Franz Ferdinand and the Belvedere
Following the relocation of the imperial collections, both of the Belvedere Palaces ceased to be public museums¾for a while at least. In 1896 Emperor Francis Joseph I decided that the Upper Belvedere should serve as a residence for the heir to the throne, his nephew Franz Ferdinand. The heir-apparent had the palace remodeled under the supervision of the architect Emil von Förster, who was also imperial undersecretary, and it served from that point onwards as Franz Ferdinand’s residence. By contrast, the Moderne Galerie was opened a few years later, on May 2, 1903, in the Lower Belvedere. This museum was the first state collection in Austria that was exclusively dedicated to modern art and came about upon the instigation of the Union of Austrian Artists, known as the Vienna Secession. The aim was to juxtapose Austrian art with international modernism. From the outset, major works by Vincent Van Gogh, Claude Monet, and Giovanni Segantini were bought for the Moderne Galerie. The museum was then renamed the k. k. Staatsgalerie (Imperial State Gallery) in 1911 after it was decided to expand the focus beyond modern art to include works from earlier eras. The assassination of heir-apparent Franz Ferdinand and his wife, the outbreak of World War I, and the ensuing collapse of the Habsburg Monarchy in 1918 marked the start of a new era for the Belvedere.
The Belvedere in the 1st and 2nd Republic
Shortly after the end of the war in November 1918, the art historian Franz Haberditzl submitted a request to the Ministry of Education, asking for the palaces to be left to the Staatsgalerie.
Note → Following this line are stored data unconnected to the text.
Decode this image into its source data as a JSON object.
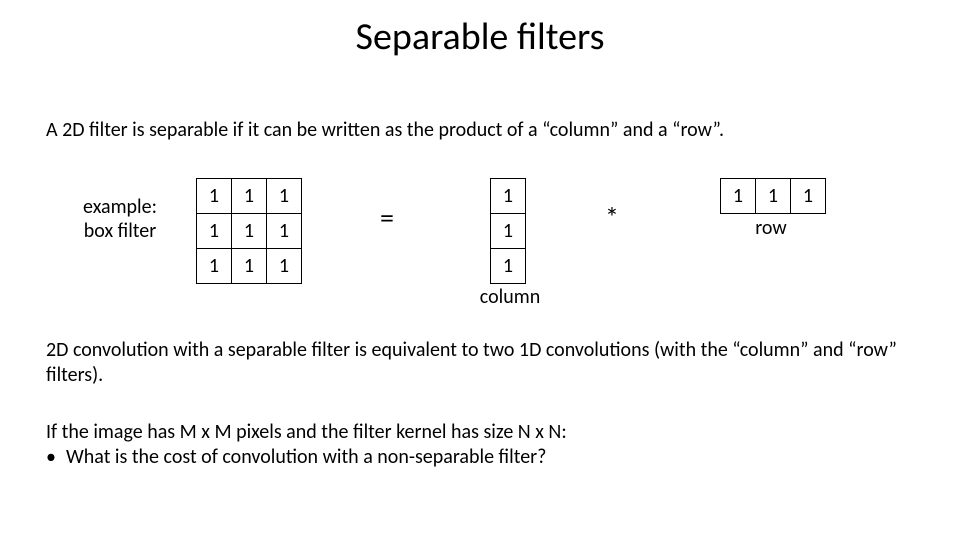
{
  "title": "Separable filters",
  "intro": "A 2D filter is separable if it can be written as the product of a “column” and a “row”.",
  "example_label_line1": "example:",
  "example_label_line2": "box filter",
  "box": {
    "r0c0": "1",
    "r0c1": "1",
    "r0c2": "1",
    "r1c0": "1",
    "r1c1": "1",
    "r1c2": "1",
    "r2c0": "1",
    "r2c1": "1",
    "r2c2": "1"
  },
  "equals": "=",
  "column_vec": {
    "c0": "1",
    "c1": "1",
    "c2": "1"
  },
  "star": "*",
  "row_vec": {
    "r0": "1",
    "r1": "1",
    "r2": "1"
  },
  "row_label": "row",
  "column_label": "column",
  "para2": "2D convolution with a separable filter is equivalent to two 1D convolutions (with the “column” and “row” filters).",
  "para3_line1": "If the image has M x M pixels and the filter kernel has size N x N:",
  "para3_bullet": "•",
  "para3_bullet_text": "What is the cost of convolution with a non-separable filter?"
}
This application was granted the very next year. The nationalization of the Belvedere palace complex was also laid down in the draft document to reorganize the former imperial collections drawn up by Hans Tietze in 1920–21. In addition to the museums that still exist today, it also included plans to set up an Österreichische Galerie (Austrian Gallery) and a Moderne Galerie. During the 1921–23 reorganization the Baroque Museum in the Lower Belvedere was added to the existing museum ensemble. The Moderne Galerie was opened in the Orangery in 1929. The palaces suffered considerable damage during World War II. Parts of the Marble Hall in the Upper Belvedere and the Hall of Grotesques in the Lower Belvedere were destroyed by bombs. After reconstruction work was completed, the Österreichische Galerie reopened in the upper palace on February 4, 1953. The Baroque Museum opened in the lower palace and the Museum mittelalterlicher österreichischer Kunst (Museum of Medieval Austrian Art) opened in the Orangery on December 5, 1953.